Teachers Mutual Bank sees strong growth in membership, assets, home loans
17 October 2017
Teachers Mutual Bank has achieved strong growth in assets, home loans, deposits and memberships for the 2016/17 financial year, with the bank’s asset base growing by 20.6% to $6.7 billion.
Net profit after tax of $27.9 million is marginally down on last year. Factors impacting profitability included tighter margins, merger costs, and investment in UniBank and Firefighters Mutual Bank rebrands as well as implementing technology such as Apple, Android and Samsung Pays.
The bank continues its excellent home loan performance in both first and third party channels, growing by 20.6% to $5.2 billion, and continues to outstrip system. Its total loans to households grew by 19.23% compared to system average growth of 6.03%.
This despite the investor lending moratorium that was applied at the beginning of the financial year, which restricted growth in line with the regulator’s expectations.
“During 2016/17 we grew our membership by over 7%, half of which was achieved organically,” said Steve James, Chief Executive Officer of Teachers Mutual Bank.
“The membership growth reflects our strong customer service culture, adoption of innovations such as Apple Pay, and our competitive products.”

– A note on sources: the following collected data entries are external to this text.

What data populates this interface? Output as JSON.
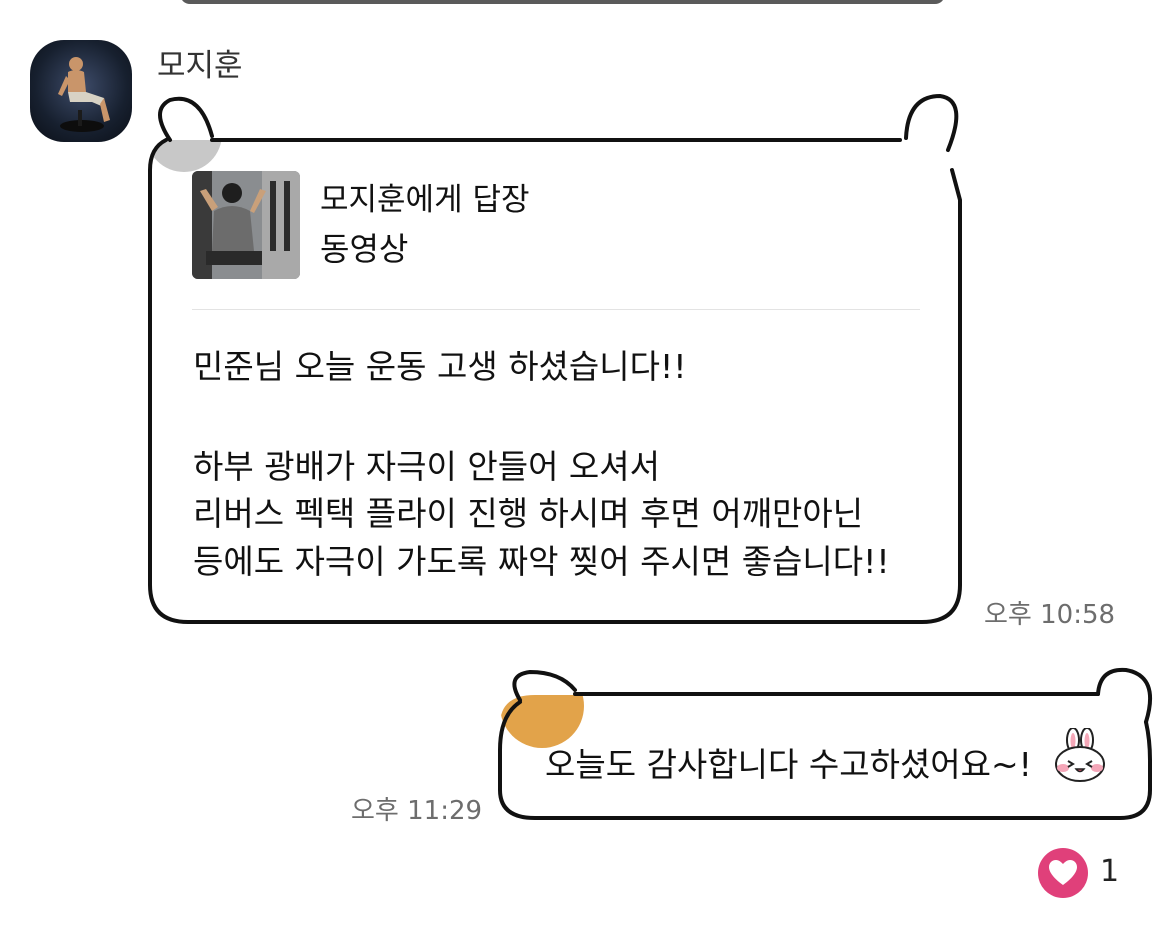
{
  "incoming": {
    "sender": "모지훈",
    "reply": {
      "title": "모지훈에게 답장",
      "type": "동영상"
    },
    "lines": [
      "민준님 오늘 운동 고생 하셨습니다!!",
      "하부 광배가 자극이 안들어 오셔서",
      "리버스 펙택 플라이 진행 하시며 후면 어깨만아닌",
      "등에도 자극이 가도록 짜악 찢어 주시면 좋습니다!!"
    ],
    "time": "오후 10:58"
  },
  "outgoing": {
    "text": "오늘도 감사합니다 수고하셨어요~!",
    "time": "오후 11:29"
  },
  "reaction": {
    "icon": "heart-icon",
    "count": "1",
    "color": "#e0407a"
  },
  "colors": {
    "incoming_ear": "#c8c8c8",
    "outgoing_ear": "#e2a34a",
    "bubble_border": "#111111"
  }
}
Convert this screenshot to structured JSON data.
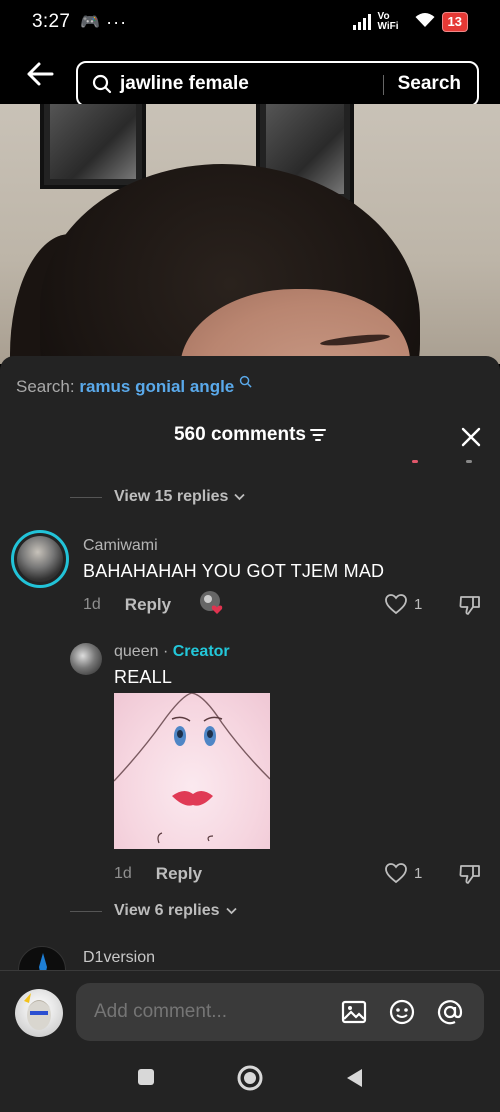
{
  "status_bar": {
    "time": "3:27",
    "signal_label": "Vo WiFi",
    "battery": "13"
  },
  "search": {
    "query": "jawline female",
    "button_label": "Search"
  },
  "sheet": {
    "search_prefix": "Search:",
    "search_term": "ramus gonial angle",
    "comment_count": "560 comments"
  },
  "comments": {
    "view_replies_top": "View 15 replies",
    "c1": {
      "user": "Camiwami",
      "text": "BAHAHAHAH YOU GOT TJEM MAD",
      "age": "1d",
      "reply_label": "Reply",
      "likes": "1"
    },
    "c2": {
      "user": "queen",
      "separator": "·",
      "badge": "Creator",
      "text": "REALL",
      "age": "1d",
      "reply_label": "Reply",
      "likes": "1"
    },
    "view_replies_bottom": "View 6 replies",
    "c3": {
      "user": "D1version"
    }
  },
  "composer": {
    "placeholder": "Add comment..."
  },
  "colors": {
    "accent_cyan": "#23c7d9",
    "link_blue": "#5aa9ea",
    "sheet_bg": "#232323"
  }
}
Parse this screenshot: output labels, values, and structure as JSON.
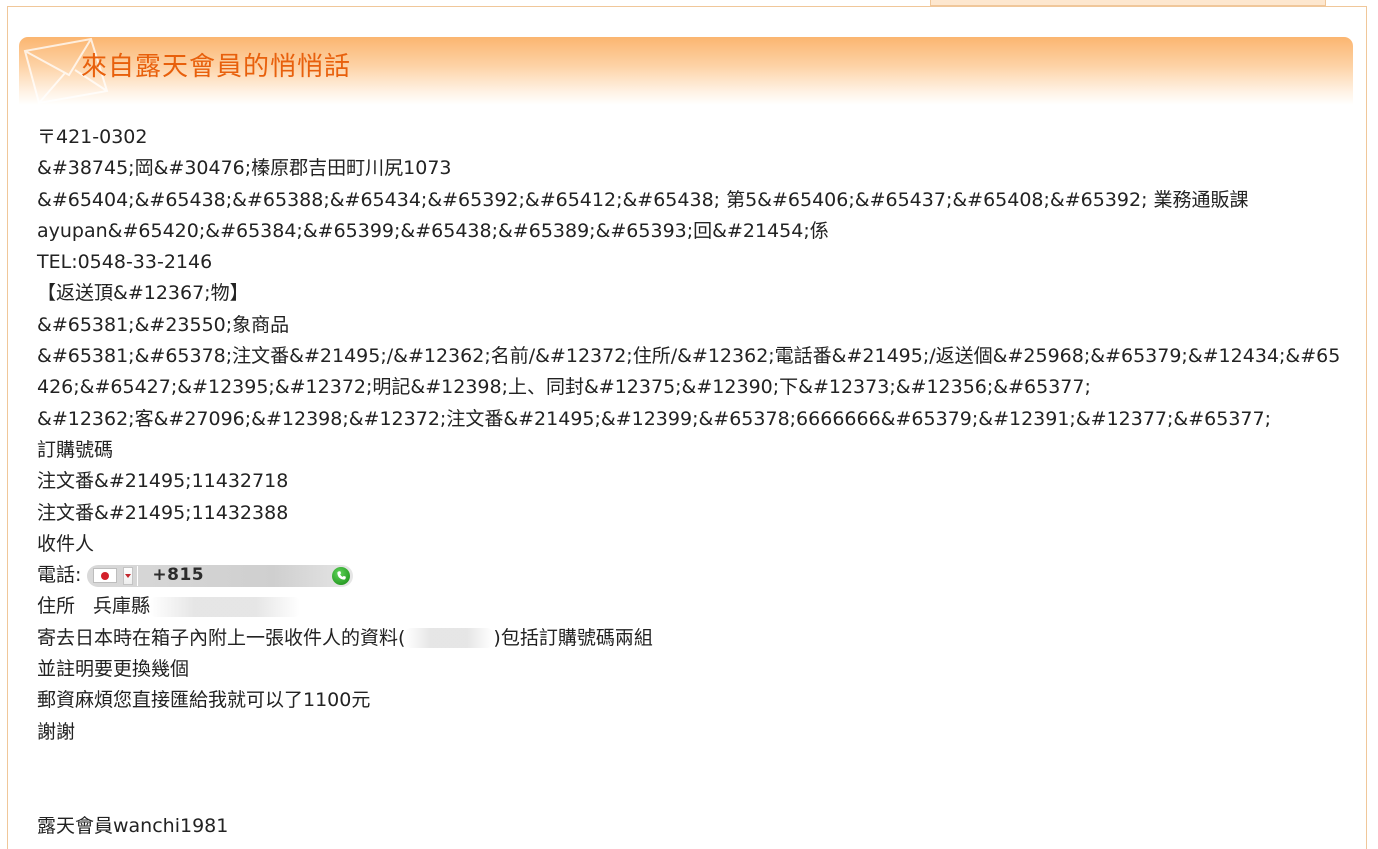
{
  "header": {
    "title": "來自露天會員的悄悄話"
  },
  "message": {
    "lines": [
      "〒421-0302",
      "&#38745;岡&#30476;榛原郡吉田町川尻1073",
      "&#65404;&#65438;&#65388;&#65434;&#65392;&#65412;&#65438; 第5&#65406;&#65437;&#65408;&#65392; 業務通販課",
      "ayupan&#65420;&#65384;&#65399;&#65438;&#65389;&#65393;回&#21454;係",
      "TEL:0548-33-2146",
      "【返送頂&#12367;物】",
      "&#65381;&#23550;象商品",
      "&#65381;&#65378;注文番&#21495;/&#12362;名前/&#12372;住所/&#12362;電話番&#21495;/返送個&#25968;&#65379;&#12434;&#65",
      "426;&#65427;&#12395;&#12372;明記&#12398;上、同封&#12375;&#12390;下&#12373;&#12356;&#65377;",
      "&#12362;客&#27096;&#12398;&#12372;注文番&#21495;&#12399;&#65378;6666666&#65379;&#12391;&#12377;&#65377;",
      "訂購號碼",
      "注文番&#21495;11432718",
      "注文番&#21495;11432388",
      "收件人"
    ],
    "phone_label": "電話:",
    "phone_number": "+815",
    "address_label": "住所",
    "address_value": "兵庫縣",
    "note_before": "寄去日本時在箱子內附上一張收件人的資料(",
    "note_after": ")包括訂購號碼兩組",
    "line_exchange": "並註明要更換幾個",
    "line_postage": "郵資麻煩您直接匯給我就可以了1100元",
    "line_thanks": "謝謝",
    "signature": "露天會員wanchi1981"
  },
  "icons": {
    "envelope": "envelope-icon",
    "flag": "japan-flag-icon",
    "call": "phone-call-icon"
  },
  "colors": {
    "title": "#e8600c",
    "header_gradient_top": "#fbb570",
    "frame_border": "#f0c79a",
    "text": "#222222"
  }
}
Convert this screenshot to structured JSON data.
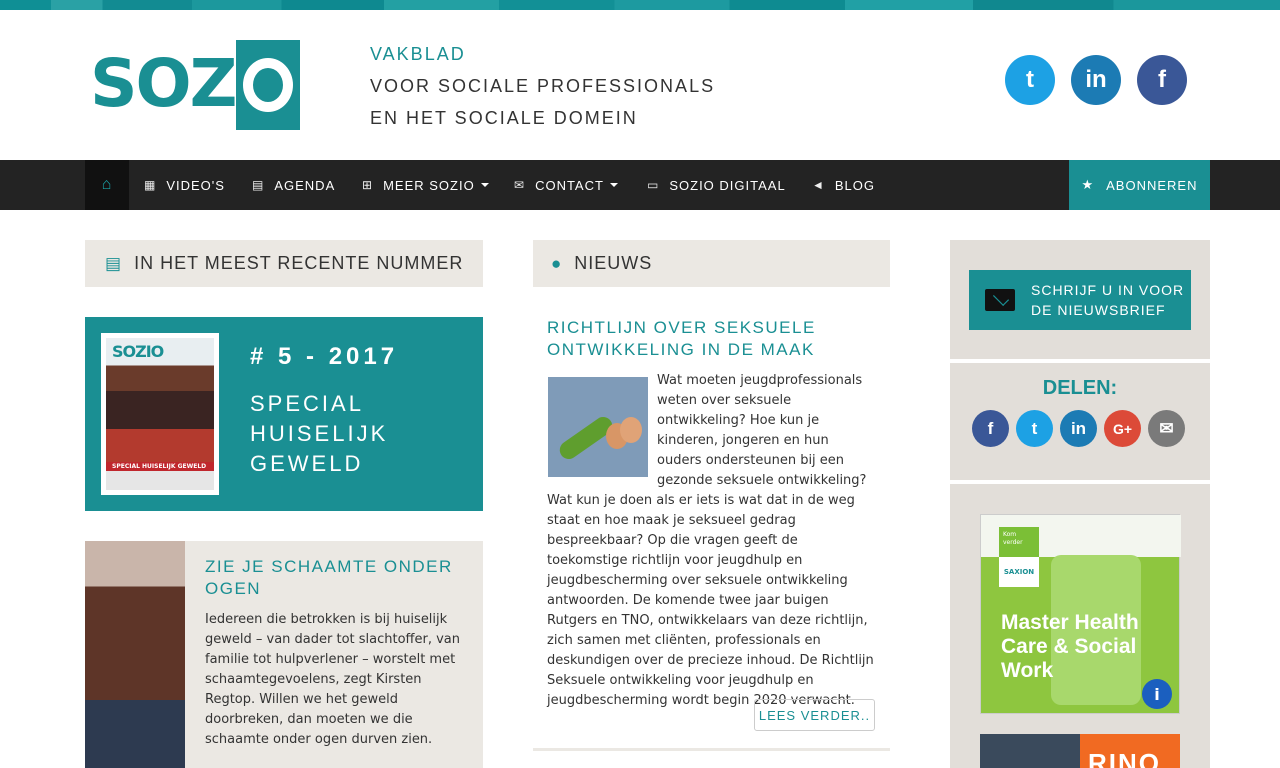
{
  "brand": {
    "logo_text": "SOZIO",
    "tagline_1": "VAKBLAD",
    "tagline_2": "VOOR SOCIALE PROFESSIONALS",
    "tagline_3": "EN HET SOCIALE DOMEIN"
  },
  "header_social": {
    "twitter_label": "t",
    "linkedin_label": "in",
    "facebook_label": "f"
  },
  "nav": {
    "home_icon": "home-icon",
    "items": [
      {
        "label": "VIDEO'S",
        "icon": "film-icon"
      },
      {
        "label": "AGENDA",
        "icon": "calendar-icon"
      },
      {
        "label": "MEER SOZIO",
        "icon": "plus-square-icon"
      },
      {
        "label": "CONTACT",
        "icon": "envelope-icon"
      },
      {
        "label": "SOZIO DIGITAAL",
        "icon": "monitor-icon"
      },
      {
        "label": "BLOG",
        "icon": "megaphone-icon"
      }
    ],
    "subscribe": "ABONNEREN",
    "subscribe_icon": "star-icon"
  },
  "left": {
    "header": "IN HET MEEST RECENTE NUMMER",
    "issue_number": "# 5 - 2017",
    "issue_title": "SPECIAL HUISELIJK GEWELD",
    "cover_logo": "SOZIO",
    "cover_band": "SPECIAL HUISELIJK GEWELD",
    "feature_title": "ZIE JE SCHAAMTE ONDER OGEN",
    "feature_text": "Iedereen die betrokken is bij huiselijk geweld – van dader tot slachtoffer, van familie tot hulpverlener – worstelt met schaamtegevoelens, zegt Kirsten Regtop. Willen we het geweld doorbreken, dan moeten we die schaamte onder ogen durven zien."
  },
  "middle": {
    "header": "NIEUWS",
    "news_title": "RICHTLIJN OVER SEKSUELE ONTWIKKELING IN DE MAAK",
    "news_text": "Wat moeten jeugdprofessionals weten over seksuele ontwikkeling? Hoe kun je kinderen, jongeren en hun ouders ondersteunen bij een gezonde seksuele ontwikkeling? Wat kun je doen als er iets is wat dat in de weg staat en hoe maak je seksueel gedrag bespreekbaar? Op die vragen geeft de toekomstige richtlijn voor jeugdhulp en jeugdbescherming over seksuele ontwikkeling antwoorden. De komende twee jaar buigen Rutgers en TNO, ontwikkelaars van deze richtlijn, zich samen met cliënten, professionals en deskundigen over de precieze inhoud. De Richtlijn Seksuele ontwikkeling voor jeugdhulp en jeugdbescherming wordt begin 2020 verwacht.",
    "read_more": "LEES VERDER.."
  },
  "sidebar": {
    "newsletter": "SCHRIJF U IN VOOR DE NIEUWSBRIEF",
    "share_label": "DELEN:",
    "share": {
      "facebook": "f",
      "twitter": "t",
      "linkedin": "in",
      "googleplus": "G+",
      "email": "✉"
    },
    "ad1_badge": "Kom verder",
    "ad1_brand": "SAXION",
    "ad1_text": "Master Health Care & Social Work",
    "ad1_info": "i",
    "ad2_text": "RINO"
  }
}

In deposits from households the bank achieved growth of 17.6%, well above system which was 6.82%. Consequently, the bank is relatively matched, with the right amount of deposits to support loan growth.
“The strong growth means better utilisation of our surplus capital, bringing capital adequacy down to 15.09%, within our targeted range,” said Steve James.
“This was topped back up with a Tier 2 capital raising of $20 million in September 2017.”
Although Teachers Mutual Bank’s cost to income ratio increased, it still compares favourably with other mutual banks. Expenses to average assets fell indicating continued efficiencies, however not sufficiently to fully offset the 20bps reduction in margin.
“We are delighted with these results, especially in a year when we undertook another merger and restricted investment lending in line with APRA requirements,” Steve James said.
“Our multi-brand strategy is maturing successfully. The rebranded Firefighters and UniBank brands are being exposed to new audiences and gaining members, especially via the broker channel.”
“It’s especially pleasing that our customer service has never wavered during the merger process and regulatory restrictions during the last year. Teachers Mutual Bank continues to be recognised for its customer satisfaction, as evidenced by our high scores in independent surveys such as Roy Morgan Research; and in being named 2017 Mutual of the Year at the Australian Retail Banking Awards,” said Steve James.